Which means the last six weeks have seen British racing scourging itself in an introspective crisis of confidence that’s the cherry on top of a special season for those in Ireland fond of the old line about it not being enough just to succeed.
Inevitably there’s a lot more bound up in that sort of Anglo-Irish rivalry than simply the order in which horses pass a finish line.
But even in its own context the cross-channel element is much more relevant than some like to pretend, enough to make the fortunes of next week’s cross-channel runners at Punchestown of real interest on this side of the Irish Sea too.
Goodwill is all well and good but it can smack of pity and no rivalry can survive that.
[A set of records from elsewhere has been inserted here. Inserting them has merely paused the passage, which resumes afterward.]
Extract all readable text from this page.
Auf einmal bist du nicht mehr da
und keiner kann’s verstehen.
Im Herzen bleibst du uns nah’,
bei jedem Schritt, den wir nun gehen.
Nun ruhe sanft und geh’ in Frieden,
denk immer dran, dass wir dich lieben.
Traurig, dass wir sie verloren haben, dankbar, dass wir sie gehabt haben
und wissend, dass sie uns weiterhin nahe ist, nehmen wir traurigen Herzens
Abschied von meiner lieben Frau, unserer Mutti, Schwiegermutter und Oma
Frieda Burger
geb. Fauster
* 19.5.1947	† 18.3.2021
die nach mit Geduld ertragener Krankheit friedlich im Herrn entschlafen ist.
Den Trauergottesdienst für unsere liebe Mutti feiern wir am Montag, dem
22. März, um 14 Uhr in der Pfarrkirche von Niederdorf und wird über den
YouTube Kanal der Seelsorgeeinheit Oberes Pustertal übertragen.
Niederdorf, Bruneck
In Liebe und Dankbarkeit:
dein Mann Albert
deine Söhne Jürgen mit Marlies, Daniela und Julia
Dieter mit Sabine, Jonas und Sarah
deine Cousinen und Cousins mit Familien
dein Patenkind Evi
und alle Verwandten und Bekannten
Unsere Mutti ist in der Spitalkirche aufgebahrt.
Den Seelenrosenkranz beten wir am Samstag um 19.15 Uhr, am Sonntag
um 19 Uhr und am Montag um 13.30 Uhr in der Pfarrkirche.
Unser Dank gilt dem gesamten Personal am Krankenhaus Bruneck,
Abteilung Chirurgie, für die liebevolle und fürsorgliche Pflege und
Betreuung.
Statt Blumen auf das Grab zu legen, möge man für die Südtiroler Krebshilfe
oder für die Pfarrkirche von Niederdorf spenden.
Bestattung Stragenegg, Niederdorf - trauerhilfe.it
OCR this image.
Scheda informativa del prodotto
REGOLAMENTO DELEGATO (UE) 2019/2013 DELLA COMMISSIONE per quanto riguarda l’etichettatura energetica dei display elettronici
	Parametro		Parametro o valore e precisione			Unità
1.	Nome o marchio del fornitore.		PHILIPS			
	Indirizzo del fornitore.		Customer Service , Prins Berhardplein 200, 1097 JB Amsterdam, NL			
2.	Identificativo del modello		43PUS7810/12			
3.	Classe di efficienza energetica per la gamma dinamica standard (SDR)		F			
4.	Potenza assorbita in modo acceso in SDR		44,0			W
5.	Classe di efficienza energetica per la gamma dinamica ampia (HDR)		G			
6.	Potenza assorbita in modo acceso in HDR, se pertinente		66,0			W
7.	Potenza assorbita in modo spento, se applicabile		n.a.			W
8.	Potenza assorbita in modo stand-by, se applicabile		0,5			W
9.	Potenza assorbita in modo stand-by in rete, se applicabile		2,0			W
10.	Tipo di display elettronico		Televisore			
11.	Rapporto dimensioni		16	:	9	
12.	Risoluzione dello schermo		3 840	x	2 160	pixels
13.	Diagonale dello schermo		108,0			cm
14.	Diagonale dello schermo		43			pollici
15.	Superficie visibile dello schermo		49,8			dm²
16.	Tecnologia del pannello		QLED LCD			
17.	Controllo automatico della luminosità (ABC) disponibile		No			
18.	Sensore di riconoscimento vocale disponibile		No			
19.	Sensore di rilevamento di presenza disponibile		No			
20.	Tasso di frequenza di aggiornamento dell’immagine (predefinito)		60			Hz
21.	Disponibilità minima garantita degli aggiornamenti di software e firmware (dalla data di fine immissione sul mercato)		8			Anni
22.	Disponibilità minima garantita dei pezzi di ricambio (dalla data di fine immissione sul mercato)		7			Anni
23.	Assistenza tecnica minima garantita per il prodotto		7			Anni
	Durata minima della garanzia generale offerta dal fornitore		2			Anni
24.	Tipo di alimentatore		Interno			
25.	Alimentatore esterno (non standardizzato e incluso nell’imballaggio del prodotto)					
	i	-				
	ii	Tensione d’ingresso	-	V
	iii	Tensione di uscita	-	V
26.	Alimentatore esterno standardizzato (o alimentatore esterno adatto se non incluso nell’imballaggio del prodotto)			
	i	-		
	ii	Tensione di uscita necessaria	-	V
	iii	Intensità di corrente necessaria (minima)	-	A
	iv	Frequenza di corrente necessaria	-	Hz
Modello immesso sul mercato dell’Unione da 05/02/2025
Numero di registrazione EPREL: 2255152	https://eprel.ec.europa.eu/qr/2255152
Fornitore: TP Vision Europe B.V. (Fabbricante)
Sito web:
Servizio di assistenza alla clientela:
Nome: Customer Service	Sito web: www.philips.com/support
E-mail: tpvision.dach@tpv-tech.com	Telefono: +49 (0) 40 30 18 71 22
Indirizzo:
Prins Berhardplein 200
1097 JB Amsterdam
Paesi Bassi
To prosper it needs real competitive tension.
It’s why in Gaelic football Meath and Dublin are now rivals in name only. Serena Williams and Maria Sharapova were supposed to have a tennis rivalry but just two wins in 22 for the Russian meant it quickly became too one-sided to be taken seriously.
A similar scenario isn’t good for jump racing. Beating up the weak quickly becomes a bad watch.
Much of the satisfaction of winning at Cheltenham in particular used to be a sense of the underdog getting one over on the big dog’s patch. It’s not that long since success was rare enough for it to prompt the home team into the sort of condescension that they’re now having to swallow.
But it’s not a healthy situation in the overall context, for either side. If it’s too easy then where’s the value in it. Nobody takes a picture of the fish that jumps into the boat. And Irish racing’s hull is bursting uncomfortably with pickings that seem just that bit too easy.
The process of trying to reverse that has begun, including an examination by the British Horseracing Authority of the Cheltenham results in particular with a view to the long-term outlook for the sport there.
Reassurance has been sought in an idea that success levels are cyclical and it’s only a matter of time before balance is restored. It might be true but not enough to presume on it when British and other overseas owners appear to be falling over themselves to have horses trained here.
Professionals inevitably attribute much of that to better prizemoney, not surprising since they get a slice of it. Yet how relevant can prizemoney really be to powerful owners already wealthy enough to invest in a mostly loss-making exercise.
Amidst a glut of complicated theories perhaps some of it is simply to do with how fickle and trendy this most self-consciously tough of sports actually is. Success breeds success and everyone loves a winner.
In an overall perspective though even the greenest of punters might admit that a win for Nube Negra or First Flow in Tuesday’s big race, the William Hill Champion Chase, might begin to restore some vital competitive edge to a fine old rivalry.